Recreation can be seen in
This happens since 18w44a.
This first happened when LapisDemon and I tried to recreate MC-140808 and MC-137467.
We were able to identify the render distance and the distance to 0,0 as important factors.
Steps to reproduce
- Create new World (creative, cheats enabled)
- Set render distance to 8
- Go to the end /setblock ~ ~ ~ end_portal
- Fly to avoid falling into the void and teleport to /tp 140 70 0
- Press F3 and watch the memory usage grow to 100% in a couple of minutes
Alternatively use the world download DragonEatsRam.zip with render distance 8.
Issues
Besides the massive memory leak, I also noticed random processes on my system shutting down.
Further investigation showed that Minecraft spawned thousands of threads each keeping hundreds of file descriptors alive, completely exhausting the system resources.
LapisDemon noticed that the snooper shows thousands of chunks being loaded in the overworld as well as the end, which may be related. since-18w43a.png
In 1.13.2 the snooper shows only about a fifth to tenth of that in-1-13-2.png.
However, interestingly this was already the case in 18w43a/b/c in which the memory leak doesn't happen.
Cause
The cause seems to be an armada of world generation threads spawned by the dragon fight manager.
The fight manager makes sure a 17x17 area around 0,0 is loaded before it summons the dragon.
Judging from the number of CompletableFuture instance created within a couple of seconds, it seems like it creates one for each chunk in each tick, but for some reason doesn't succeed loading them.
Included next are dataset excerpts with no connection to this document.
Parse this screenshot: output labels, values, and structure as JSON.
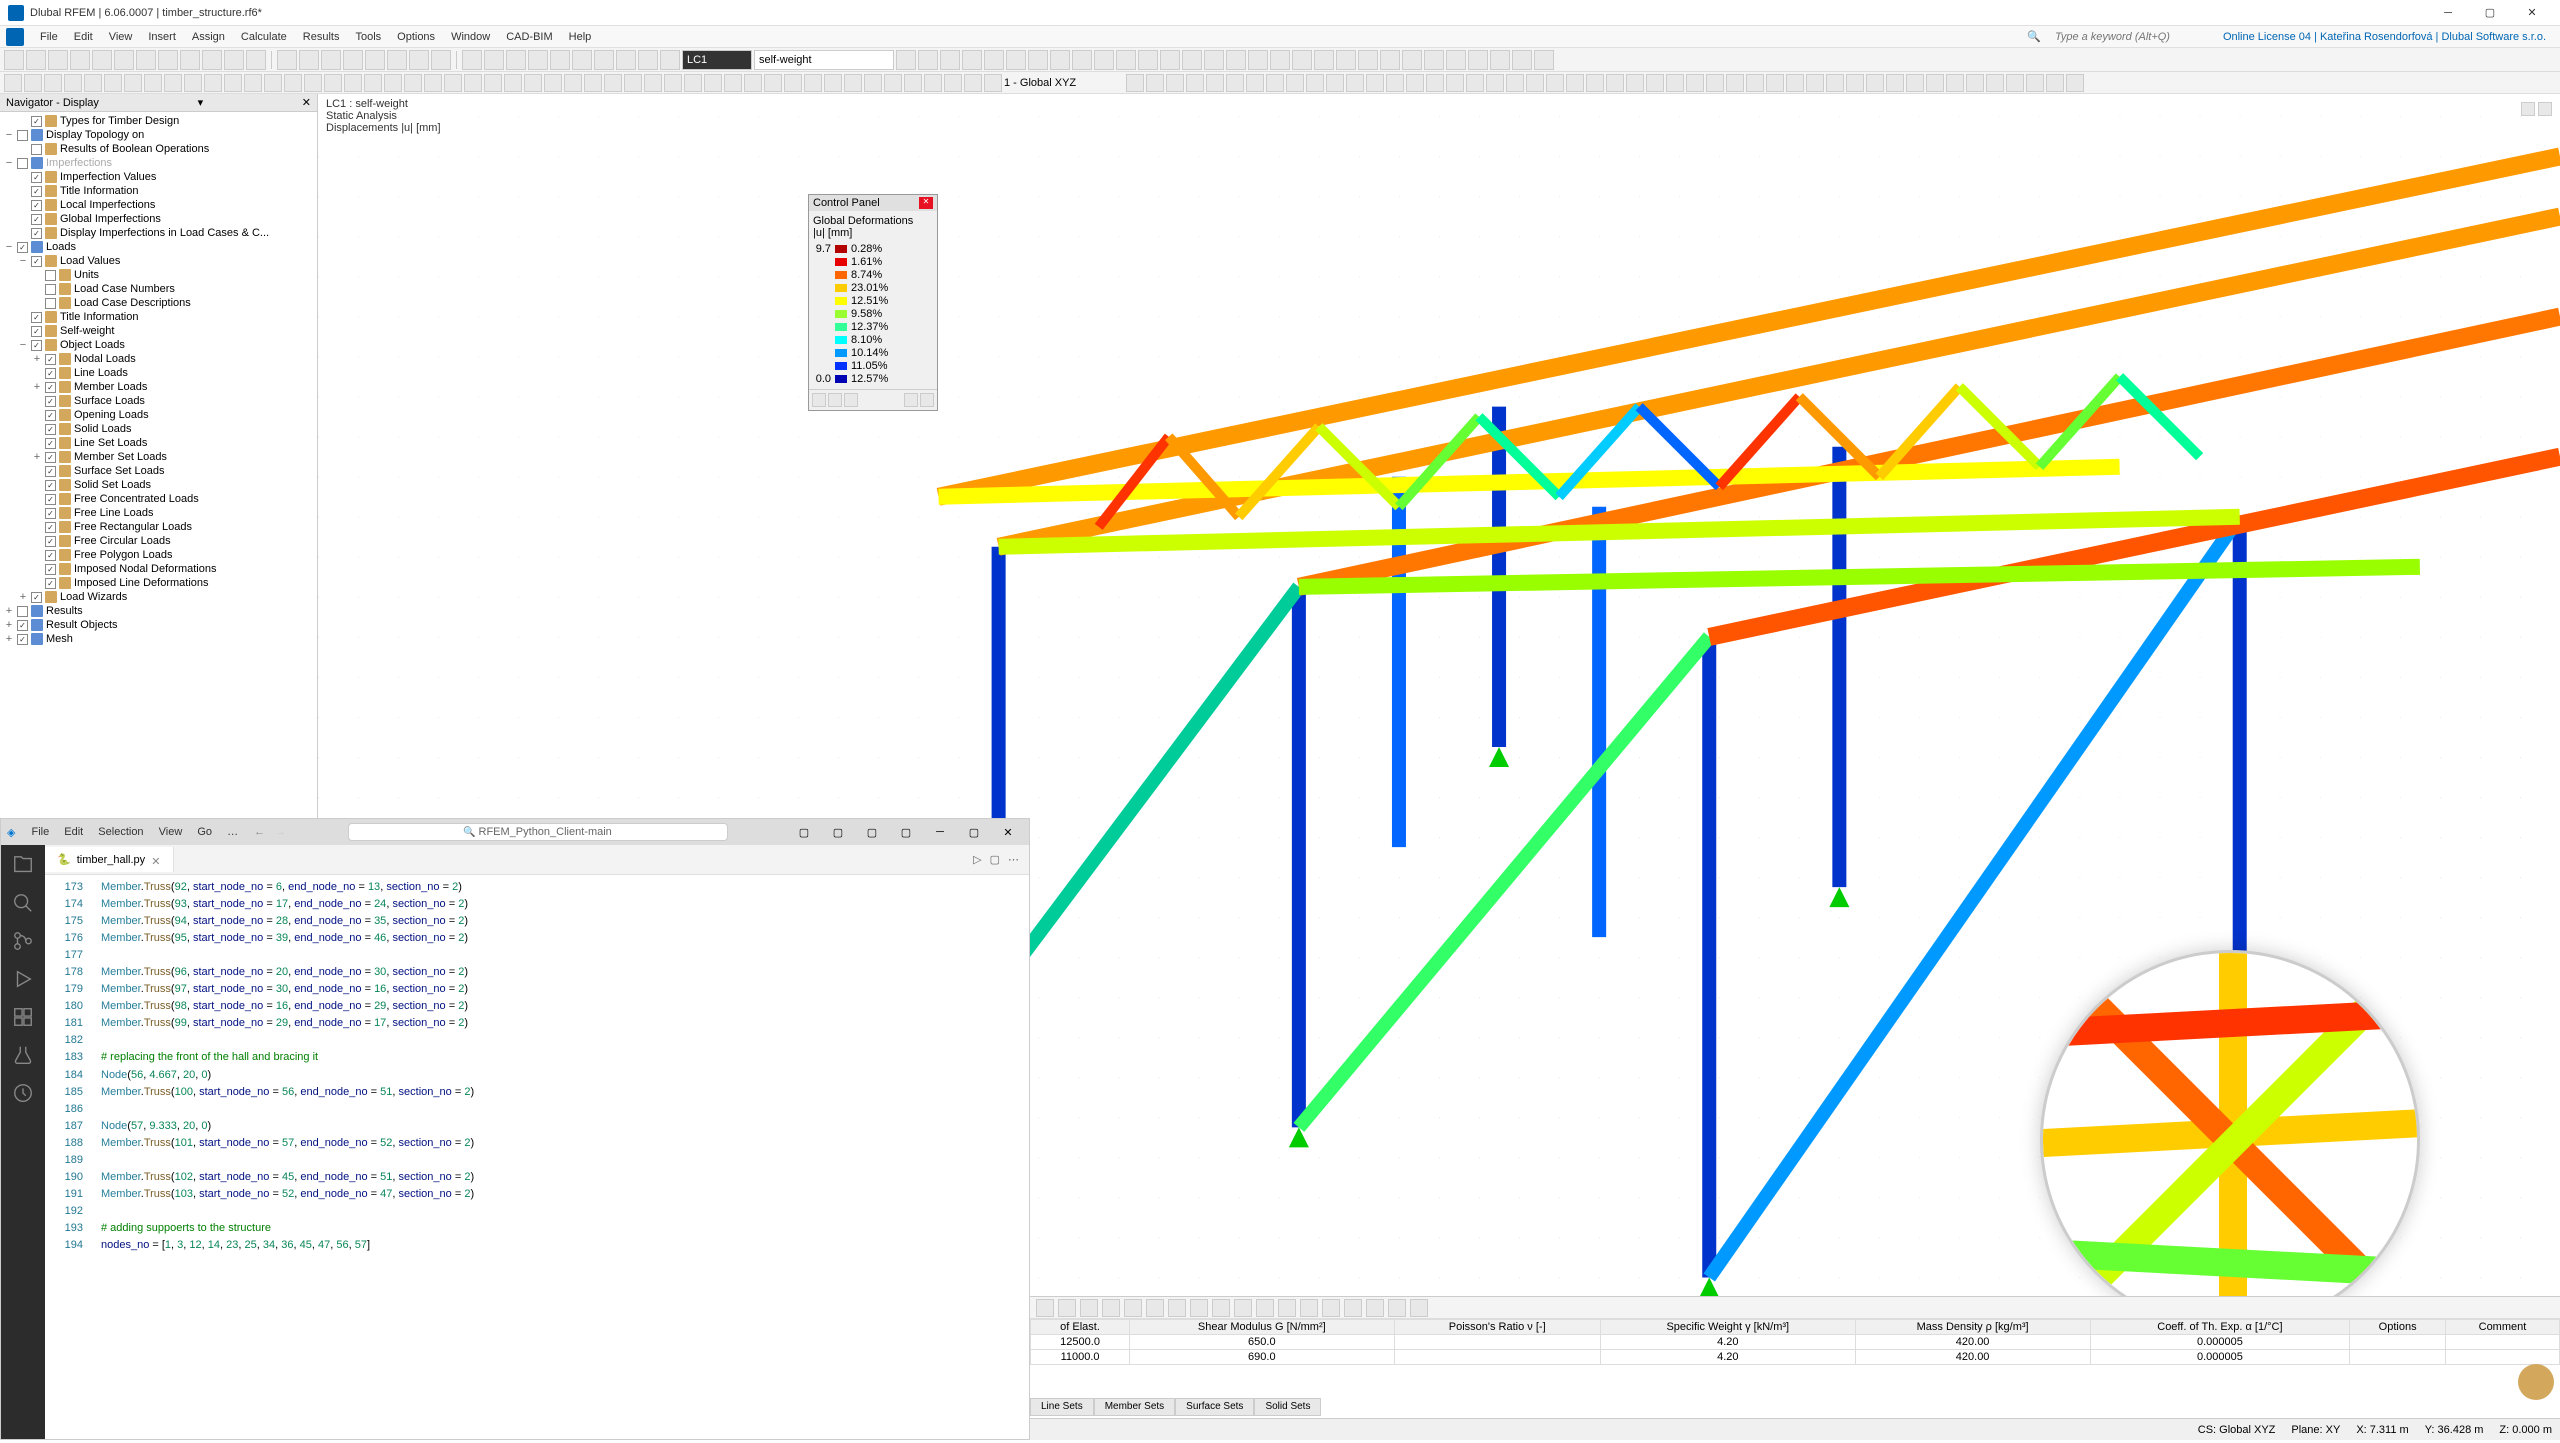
{
  "app": {
    "title": "Dlubal RFEM | 6.06.0007 | timber_structure.rf6*",
    "search_placeholder": "Type a keyword (Alt+Q)",
    "license": "Online License 04 | Kateřina Rosendorfová | Dlubal Software s.r.o."
  },
  "menu": [
    "File",
    "Edit",
    "View",
    "Insert",
    "Assign",
    "Calculate",
    "Results",
    "Tools",
    "Options",
    "Window",
    "CAD-BIM",
    "Help"
  ],
  "toolbar_lc": {
    "label": "LC1",
    "desc": "self-weight"
  },
  "toolbar_cs": "1 - Global XYZ",
  "navigator": {
    "title": "Navigator - Display",
    "items": [
      {
        "lvl": 1,
        "exp": "",
        "chk": true,
        "label": "Types for Timber Design"
      },
      {
        "lvl": 0,
        "exp": "−",
        "chk": false,
        "label": "Display Topology on",
        "ico": "blue"
      },
      {
        "lvl": 1,
        "exp": "",
        "chk": false,
        "label": "Results of Boolean Operations"
      },
      {
        "lvl": 0,
        "exp": "−",
        "chk": false,
        "label": "Imperfections",
        "ico": "blue",
        "dim": true
      },
      {
        "lvl": 1,
        "exp": "",
        "chk": true,
        "label": "Imperfection Values"
      },
      {
        "lvl": 1,
        "exp": "",
        "chk": true,
        "label": "Title Information"
      },
      {
        "lvl": 1,
        "exp": "",
        "chk": true,
        "label": "Local Imperfections"
      },
      {
        "lvl": 1,
        "exp": "",
        "chk": true,
        "label": "Global Imperfections"
      },
      {
        "lvl": 1,
        "exp": "",
        "chk": true,
        "label": "Display Imperfections in Load Cases & C..."
      },
      {
        "lvl": 0,
        "exp": "−",
        "chk": true,
        "label": "Loads",
        "ico": "blue"
      },
      {
        "lvl": 1,
        "exp": "−",
        "chk": true,
        "label": "Load Values"
      },
      {
        "lvl": 2,
        "exp": "",
        "chk": false,
        "label": "Units"
      },
      {
        "lvl": 2,
        "exp": "",
        "chk": false,
        "label": "Load Case Numbers"
      },
      {
        "lvl": 2,
        "exp": "",
        "chk": false,
        "label": "Load Case Descriptions"
      },
      {
        "lvl": 1,
        "exp": "",
        "chk": true,
        "label": "Title Information"
      },
      {
        "lvl": 1,
        "exp": "",
        "chk": true,
        "label": "Self-weight"
      },
      {
        "lvl": 1,
        "exp": "−",
        "chk": true,
        "label": "Object Loads"
      },
      {
        "lvl": 2,
        "exp": "+",
        "chk": true,
        "label": "Nodal Loads"
      },
      {
        "lvl": 2,
        "exp": "",
        "chk": true,
        "label": "Line Loads"
      },
      {
        "lvl": 2,
        "exp": "+",
        "chk": true,
        "label": "Member Loads"
      },
      {
        "lvl": 2,
        "exp": "",
        "chk": true,
        "label": "Surface Loads"
      },
      {
        "lvl": 2,
        "exp": "",
        "chk": true,
        "label": "Opening Loads"
      },
      {
        "lvl": 2,
        "exp": "",
        "chk": true,
        "label": "Solid Loads"
      },
      {
        "lvl": 2,
        "exp": "",
        "chk": true,
        "label": "Line Set Loads"
      },
      {
        "lvl": 2,
        "exp": "+",
        "chk": true,
        "label": "Member Set Loads"
      },
      {
        "lvl": 2,
        "exp": "",
        "chk": true,
        "label": "Surface Set Loads"
      },
      {
        "lvl": 2,
        "exp": "",
        "chk": true,
        "label": "Solid Set Loads"
      },
      {
        "lvl": 2,
        "exp": "",
        "chk": true,
        "label": "Free Concentrated Loads"
      },
      {
        "lvl": 2,
        "exp": "",
        "chk": true,
        "label": "Free Line Loads"
      },
      {
        "lvl": 2,
        "exp": "",
        "chk": true,
        "label": "Free Rectangular Loads"
      },
      {
        "lvl": 2,
        "exp": "",
        "chk": true,
        "label": "Free Circular Loads"
      },
      {
        "lvl": 2,
        "exp": "",
        "chk": true,
        "label": "Free Polygon Loads"
      },
      {
        "lvl": 2,
        "exp": "",
        "chk": true,
        "label": "Imposed Nodal Deformations"
      },
      {
        "lvl": 2,
        "exp": "",
        "chk": true,
        "label": "Imposed Line Deformations"
      },
      {
        "lvl": 1,
        "exp": "+",
        "chk": true,
        "label": "Load Wizards"
      },
      {
        "lvl": 0,
        "exp": "+",
        "chk": false,
        "label": "Results",
        "ico": "blue"
      },
      {
        "lvl": 0,
        "exp": "+",
        "chk": true,
        "label": "Result Objects",
        "ico": "blue"
      },
      {
        "lvl": 0,
        "exp": "+",
        "chk": true,
        "label": "Mesh",
        "ico": "blue"
      }
    ]
  },
  "view": {
    "line1": "LC1 : self-weight",
    "line2": "Static Analysis",
    "line3": "Displacements |u| [mm]"
  },
  "control_panel": {
    "title": "Control Panel",
    "subtitle": "Global Deformations\n|u| [mm]",
    "legend": [
      {
        "c": "#b30000",
        "v": "0.28%"
      },
      {
        "c": "#e60000",
        "v": "1.61%"
      },
      {
        "c": "#ff6600",
        "v": "8.74%"
      },
      {
        "c": "#ffcc00",
        "v": "23.01%"
      },
      {
        "c": "#ffff00",
        "v": "12.51%"
      },
      {
        "c": "#99ff33",
        "v": "9.58%"
      },
      {
        "c": "#33ff99",
        "v": "12.37%"
      },
      {
        "c": "#00ffff",
        "v": "8.10%"
      },
      {
        "c": "#0099ff",
        "v": "10.14%"
      },
      {
        "c": "#0033ff",
        "v": "11.05%"
      },
      {
        "c": "#0000b3",
        "v": "12.57%"
      }
    ],
    "scale_top": "9.7",
    "scale_bot": "0.0"
  },
  "vscode": {
    "menu": [
      "File",
      "Edit",
      "Selection",
      "View",
      "Go",
      "…"
    ],
    "search": "RFEM_Python_Client-main",
    "tab": "timber_hall.py",
    "lines": [
      {
        "n": 173,
        "t": "Member.Truss(92, start_node_no = 6, end_node_no = 13, section_no = 2)"
      },
      {
        "n": 174,
        "t": "Member.Truss(93, start_node_no = 17, end_node_no = 24, section_no = 2)"
      },
      {
        "n": 175,
        "t": "Member.Truss(94, start_node_no = 28, end_node_no = 35, section_no = 2)"
      },
      {
        "n": 176,
        "t": "Member.Truss(95, start_node_no = 39, end_node_no = 46, section_no = 2)"
      },
      {
        "n": 177,
        "t": ""
      },
      {
        "n": 178,
        "t": "Member.Truss(96, start_node_no = 20, end_node_no = 30, section_no = 2)"
      },
      {
        "n": 179,
        "t": "Member.Truss(97, start_node_no = 30, end_node_no = 16, section_no = 2)"
      },
      {
        "n": 180,
        "t": "Member.Truss(98, start_node_no = 16, end_node_no = 29, section_no = 2)"
      },
      {
        "n": 181,
        "t": "Member.Truss(99, start_node_no = 29, end_node_no = 17, section_no = 2)"
      },
      {
        "n": 182,
        "t": ""
      },
      {
        "n": 183,
        "t": "# replacing the front of the hall and bracing it",
        "cmt": true
      },
      {
        "n": 184,
        "t": "Node(56, 4.667, 20, 0)"
      },
      {
        "n": 185,
        "t": "Member.Truss(100, start_node_no = 56, end_node_no = 51, section_no = 2)"
      },
      {
        "n": 186,
        "t": ""
      },
      {
        "n": 187,
        "t": "Node(57, 9.333, 20, 0)"
      },
      {
        "n": 188,
        "t": "Member.Truss(101, start_node_no = 57, end_node_no = 52, section_no = 2)"
      },
      {
        "n": 189,
        "t": ""
      },
      {
        "n": 190,
        "t": "Member.Truss(102, start_node_no = 45, end_node_no = 51, section_no = 2)"
      },
      {
        "n": 191,
        "t": "Member.Truss(103, start_node_no = 52, end_node_no = 47, section_no = 2)"
      },
      {
        "n": 192,
        "t": ""
      },
      {
        "n": 193,
        "t": "# adding suppoerts to the structure",
        "cmt": true
      },
      {
        "n": 194,
        "t": "nodes_no = [1, 3, 12, 14, 23, 25, 34, 36, 45, 47, 56, 57]"
      }
    ]
  },
  "bottom_table": {
    "headers": [
      "of Elast.",
      "Shear Modulus G [N/mm²]",
      "Poisson's Ratio ν [-]",
      "Specific Weight γ [kN/m³]",
      "Mass Density ρ [kg/m³]",
      "Coeff. of Th. Exp. α [1/°C]",
      "Options",
      "Comment"
    ],
    "rows": [
      [
        "12500.0",
        "650.0",
        "",
        "4.20",
        "420.00",
        "0.000005",
        "",
        ""
      ],
      [
        "11000.0",
        "690.0",
        "",
        "4.20",
        "420.00",
        "0.000005",
        "",
        ""
      ]
    ],
    "tabs": [
      "Line Sets",
      "Member Sets",
      "Surface Sets",
      "Solid Sets"
    ]
  },
  "statusbar": {
    "cs": "CS: Global XYZ",
    "plane": "Plane: XY",
    "x": "X: 7.311 m",
    "y": "Y: 36.428 m",
    "z": "Z: 0.000 m"
  }
}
Note: The dragon does not spawn, presumably because the area never gets loaded. Also see MC-137467.
Stack trace of the main culprit.
Stack trace: java.util.concurrent.CompletableFuture.doThenCombine(CompletableFuture, BiFunction, Executor) java.util.concurrent.CompletableFuture.thenCombine(CompletionStage, BiFunction) m.b(CompletableFuture, CompletableFuture) m$$Lambda$2093.153347328.apply(Object, Object) java.util.stream.ReduceOps$1ReducingSink.accept(Object) java.util.ArrayList$ArrayListSpliterator.forEachRemaining(Consumer) java.util.stream.AbstractPipeline.copyInto(Sink, Spliterator) java.util.stream.AbstractPipeline.wrapAndCopyInto(Sink, Spliterator) java.util.stream.ReduceOps$ReduceOp.evaluateSequential(PipelineHelper, Spliterator) java.util.stream.AbstractPipeline.evaluate(TerminalOp) java.util.stream.ReferencePipeline.reduce(Object, BiFunction, BinaryOperator) m.b(List) uj.a(bag, int, IntFunction) uj.a(bag, int, bqe) tz.a(bqe, uj) tz.a(uj) ue.a(uj, tz) ue$$Lambda$2087.569814135.accept(Object) java.lang.Iterable.forEach(Consumer) ue.a(uj) uj.l() // WorldGenWorker.runTasks() ? uj.b(int, int, bqe, boolean) // WorldGenWorker.addTicket() <<< Probably a good point to start looking at uj.a(int, int, bqe, boolean) // WorldGenWorker.genChunk() bas.a(int, int, bqe) // createChunk() bas.d(int, int) // loadChunk() brj.c(int, int, int, int) // DragonFightManager.loadArena() brj.a(int, int, int, int) brj.a(brj, int, int, int, int) brj$b.a() brj$b.a(brj$b) brj.b() // DragonFightManager.tick() <<< Pretty sure the check could be better on top level too brk.l() uk.m_() net.minecraft.server.MinecraftServer.b(BooleanSupplier) net.minecraft.server.MinecraftServer.a(BooleanSupplier) doq.a(BooleanSupplier) net.minecraft.server.MinecraftServer.run() java.lang.Thread.run()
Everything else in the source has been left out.